И вечером они долго колдовали над прибором. Вместе разобрали, вместе собрали, настроили. Белов подкладывал под рамку миноискателя металлические предметы, какие оказывались под рукой, — то стакан снаряда, то карманный нож. Звук в наушниках менялся, и Белов объяснял, как по этому звуку определять размеры металлических предметов и даже их форму, чтобы, не раскопав еще землю, примерно узнать, что там — мина, снаряд или просто кусок старой жести.
Потом уже пошли неслужебные разговоры. Маша рассказывала Белову о своей доармейской жизни, о школе, о работе на заводе, о блокаде и, вспоминая что-то особенно дорогое ей или, напротив, тяжелое, мучительное, доверчиво брала сержанта за рукав гимнастерки.
Они ни от кого не таились, не скрывали радости, которую приносили недолгие встречи в перерыве между часами работы или тут, у шалашей, по вечерам. Девушки быстро заметили, как оживляются глаза их маленькой Маши, когда приходит этот большой и ладный сержант. Иногда над ними подшучивали. Языкастая Валя Родионова не могла упустить такого случая.
— Девочки! — кричала она при появлении сержанта, прикидываясь, что не видит Машу, стоящую рядом. — Девочки, ау, куда у нас Яковлева подевалась?! Ищите, девочки, надо помочь сержанту Белову, все глаза проглядел.

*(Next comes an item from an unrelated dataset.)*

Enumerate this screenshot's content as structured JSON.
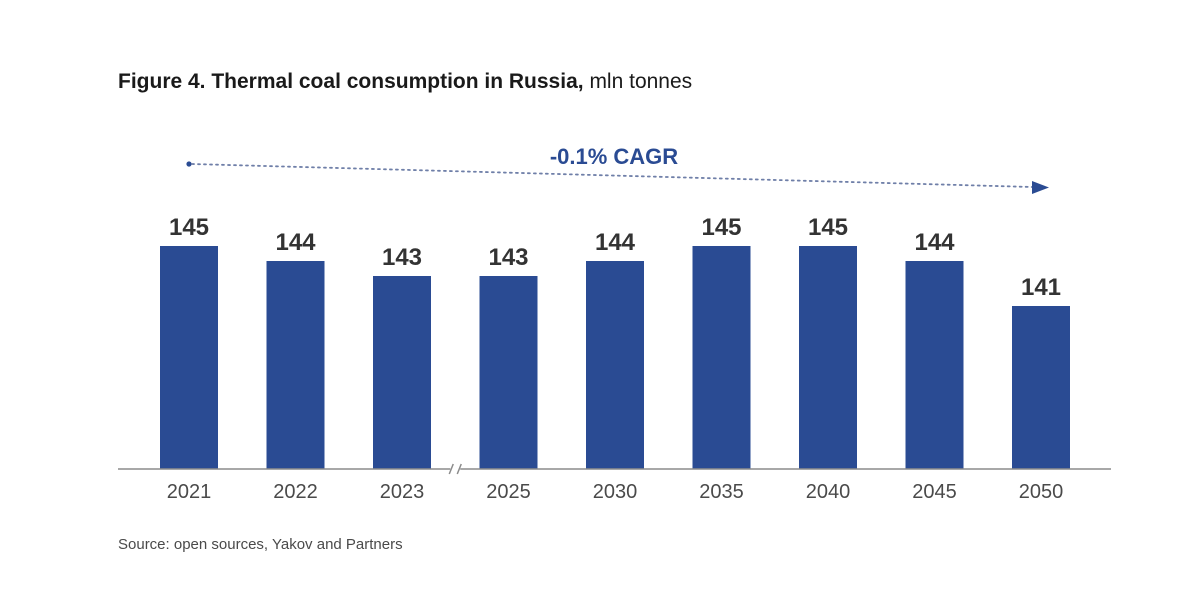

Или не выдерживала Вера Александрова. Конечно, она была сержантом, и это обязывало сохранять некоторую солидность, но очень уж она любила пошутить…
— А вы знаете, — начинала она вдруг, — сегодня же чепе случилось в обеденный перерыв. Неужели не заметили? — Вера загадочно глядела на подруг. — Еще какое чепе! Сержант Белов заблудился на минном поле и свое отделение потерял. Счастье, что на наше отделение наткнулся, а то бы пропал. Жалко, такой отличный сержант. Ну а уж как попал к нам, до того обрадовался, что и просидел весь перерыв около Маши Яковлевой, даже половину супа съел из ее котелка да ее же ложкой. Машенька голодная осталась, зато уж наговорились они, налюбезничались вдосталь.
Девушки смеялись, а Маша заливалась краской так, что слезы выступали на глазах.
— Да ну вас, девчонки, выдумаете тоже!..
Она вставала и уходила от них, расстроенная и смущенная. Но появлялся Белов, и она, сразу забывая о шутках подруг, вспыхивала уже от радости и спешила ему навстречу. А потом шутки прекратились. И если Валя Родионова начинала что-то говорить на их счет, то девушки ее быстро обрывали. Они видели — тут настоящее, большое чувство.
Как-то Белов и Маша сидели на бревнышке. Был вечер, комарье, вылетев из своих убежищ, набрасывалось на людей. Белов курил и размахивал веткой, прогоняя кровопийц. Маша болтала что-то и смеялась легким, счастливым смехом. Они редко говорили о будущем. Кончилась бы война, там все определится, а главное они знали твердо — после войны они будут вместе, если только доведется дожить. В такие минуты, когда они оказывались рядом, думать о плохом не хотелось: конечно, доживут, конечно, будут счастливы. Разве можно не быть счастливыми, когда кончится война и жизнь станет удивительной и необыкновенной, потому что это будет мирная жизнь?
В этот вечер Белов сказал Маше:
— После войны поедем ко мне в Москву. Там и учиться будем, нам ведь обоим учиться надо.